Elwak, Jubbaland – A severe drought is tightening its grip on Elwak in Somalia’s Jubbaland State, leaving more than 12,000 people in urgent need of lifesaving assistance. Local officials are sounding the alarm, warning that without swift intervention, a preventable humanitarian catastrophe could unfold.
Jubbaland’s Deputy Minister for Humanitarian Affairs and Disaster Management, Mohamed Osman Jama, said the situation is deteriorating by the day as families struggle to survive on dwindling food and water supplies. Wells are drying up, livestock — the backbone of rural livelihoods — are collapsing, and displacement is rising as communities move in search of relief.
The crisis is not an isolated shock but part of a broader climate-driven pattern. Residents who had barely recovered from previous drought cycles are once again facing the grim reality of parched land and empty reserves. Aid agencies operating in the region report that needs are escalating faster than resources can be mobilized.
The deputy minister urged humanitarian partners to provide urgent support across multiple sectors — including food, water, shelter, education, and healthcare — and pledged his ministry’s full cooperation to ensure assistance reaches the most vulnerable. However, aid organizations warn that response efforts are already stretched thin as Somalia confronts concurrent challenges across several regions.
Children are among the hardest hit. Schools are seeing reduced attendance as students join long treks in search of water, while health workers report rising cases of malnutrition and respiratory illness linked to dry, dusty conditions.

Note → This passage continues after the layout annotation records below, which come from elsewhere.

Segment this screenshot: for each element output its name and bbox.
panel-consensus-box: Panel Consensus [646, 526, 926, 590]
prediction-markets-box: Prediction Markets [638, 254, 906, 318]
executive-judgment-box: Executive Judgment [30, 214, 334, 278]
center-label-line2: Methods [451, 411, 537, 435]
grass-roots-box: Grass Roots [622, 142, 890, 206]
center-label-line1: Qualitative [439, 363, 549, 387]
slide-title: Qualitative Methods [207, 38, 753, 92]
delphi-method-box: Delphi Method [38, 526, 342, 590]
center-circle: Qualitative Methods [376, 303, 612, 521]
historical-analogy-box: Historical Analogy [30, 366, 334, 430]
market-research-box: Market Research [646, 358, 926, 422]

Elwak’s worsening drought mirrors the wider climate crisis unfolding across the Horn of Africa, where temperature rises and shifting rainfall patterns are turning once-predictable seasons into recurring disasters. Without long-term investment in water infrastructure, sustainable agriculture, and climate adaptation, communities like Elwak will continue to teeter on the edge of survival.
For now, hope rests on the speed and scale of the humanitarian response — before Elwak’s warnings turn into tragedy.